For an answer John Coffin produced a piece of paper from his pocket. ‘Mrs Lorimer, The Regency Hotel, Abigail Crescent. That’s me and, I presume, you too. There’s a map Come on.’

Coffin said he knew a lot about the district, he had a connection.

‘Mate of mine in the army, his dad runs a restaurant there. Vic Padovani.’ Coffin remembered Vic well. A willing man but clumsy, an unlucky soldier. But likeable. ‘We called him Robert Taylor.’ With looks such as his, Vic could get any girl he wanted, and did, but they never stayed with him long. Unlucky. ‘I’ll look him up.’

They walked together up the hill towards Blackheath, not yet friends but ready to like each other, while recognizing they might have to be rivals.

They had met at Morley College, South London, which had been the venue for a special training course for the new intake for the Metropolitan Police, coming straight in from the army. Alex was the one who had wanted to be a dancer. Both John Coffin and Alex Rowley were members of a group specially selected for accelerated promotion. They had done their time on the beat in another part of London, taken the Morley College course, and were now detective-constables sent out, almost like rations, to this part of South Bank London by the river. They knew that there must be a personal file on them in the police archives with observations on their character, intelligence and behaviour. They were both conscious of having covered up something.
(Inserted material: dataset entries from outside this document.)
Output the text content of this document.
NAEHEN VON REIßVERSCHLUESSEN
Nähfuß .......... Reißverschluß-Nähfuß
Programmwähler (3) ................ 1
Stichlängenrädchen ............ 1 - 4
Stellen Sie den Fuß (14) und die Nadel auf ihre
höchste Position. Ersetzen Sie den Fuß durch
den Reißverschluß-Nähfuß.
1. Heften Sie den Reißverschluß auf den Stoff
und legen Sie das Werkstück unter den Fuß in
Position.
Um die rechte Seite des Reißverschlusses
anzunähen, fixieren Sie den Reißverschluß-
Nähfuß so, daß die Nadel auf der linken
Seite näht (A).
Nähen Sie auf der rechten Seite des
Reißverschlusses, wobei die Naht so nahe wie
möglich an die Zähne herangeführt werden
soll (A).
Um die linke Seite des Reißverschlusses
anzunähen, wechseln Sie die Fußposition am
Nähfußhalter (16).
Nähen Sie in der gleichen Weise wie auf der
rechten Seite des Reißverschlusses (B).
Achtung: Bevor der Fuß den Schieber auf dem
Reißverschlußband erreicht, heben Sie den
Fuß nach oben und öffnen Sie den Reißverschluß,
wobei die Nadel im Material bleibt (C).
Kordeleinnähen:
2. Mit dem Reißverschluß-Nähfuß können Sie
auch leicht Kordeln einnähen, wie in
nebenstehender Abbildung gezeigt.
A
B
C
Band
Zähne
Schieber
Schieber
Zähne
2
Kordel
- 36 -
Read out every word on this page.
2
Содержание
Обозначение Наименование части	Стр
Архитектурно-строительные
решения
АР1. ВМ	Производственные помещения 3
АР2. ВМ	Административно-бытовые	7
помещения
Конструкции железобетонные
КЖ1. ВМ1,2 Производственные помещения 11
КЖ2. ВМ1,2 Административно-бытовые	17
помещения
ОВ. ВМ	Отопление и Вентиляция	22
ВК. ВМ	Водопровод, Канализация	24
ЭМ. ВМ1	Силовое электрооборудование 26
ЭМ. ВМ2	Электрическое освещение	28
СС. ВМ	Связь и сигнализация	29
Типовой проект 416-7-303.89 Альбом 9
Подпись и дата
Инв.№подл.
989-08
Mrs Lorimer’s Private Hotel, over-grandly called The Regency, was part of a terrace of brick houses run up by a speculative builder in 1850 and maintained in dubious repair by successive owners ever since. Bombed in 1940, the hotel had not had a pane of glass in its windows for nearly five years, making do with yellow paper which let in some light but no views. Mrs Lorimer, a tall, grey-haired woman forever in a hurry, had been an air-raid warden and had not lost her air of command. She had personally doused fire-bombs in the great fire-raid of December 1940, remained calm when an unexploded land-mine descended on the roof of a crowded shelter, been awarded the George Medal, and been the scourge and terror of her neighbours.

She felt a certain stigma attached to having a police-constable (even if a detective) in the house. How would Lady Olivia feel? The old girl had a bottle of whisky at the moment and that was keeping her occupied for the time being, but when that was finished, she would be out and looking for battle. Mrs Lorimer sighed: she was difficult, but a ‘name’ and a family trust paid her bills.

She showed the young men to their rooms, almost with an air of apology, which prepared them for what they were getting: a low basement room for John and an attic for Alex.

Or they could choose. And could she have their ration books, please? Did policemen get extra, she had heard they did? She took their ration cards and departed triumphantly, muttering about individual butter dishes.

‘Toss you for it.’

They tossed and John got the attic. He had been buried for twelve hours by a mortar shell on the way to the Rhine and was mildly claustrophobic as a result. Also, given a heightened perception of the world. Being blown up seemed to have peeled a skin off his eyes. He saw everything, fresh and clear as if it was a picture drawn by a sharp-eyed stranger.

His room had one tiny window which opened outwards with a jerk that would have robbed it of any panes of glass if it had had any.

From where he stood he could look down on the district in which he would be working. Below were the usual number of spivs, black marketeers, pimps, prostitutes, con men, thieves, and probably murderers. He would get to know most of them and if he did his job well they would disappear from the scene. For a while, anyway.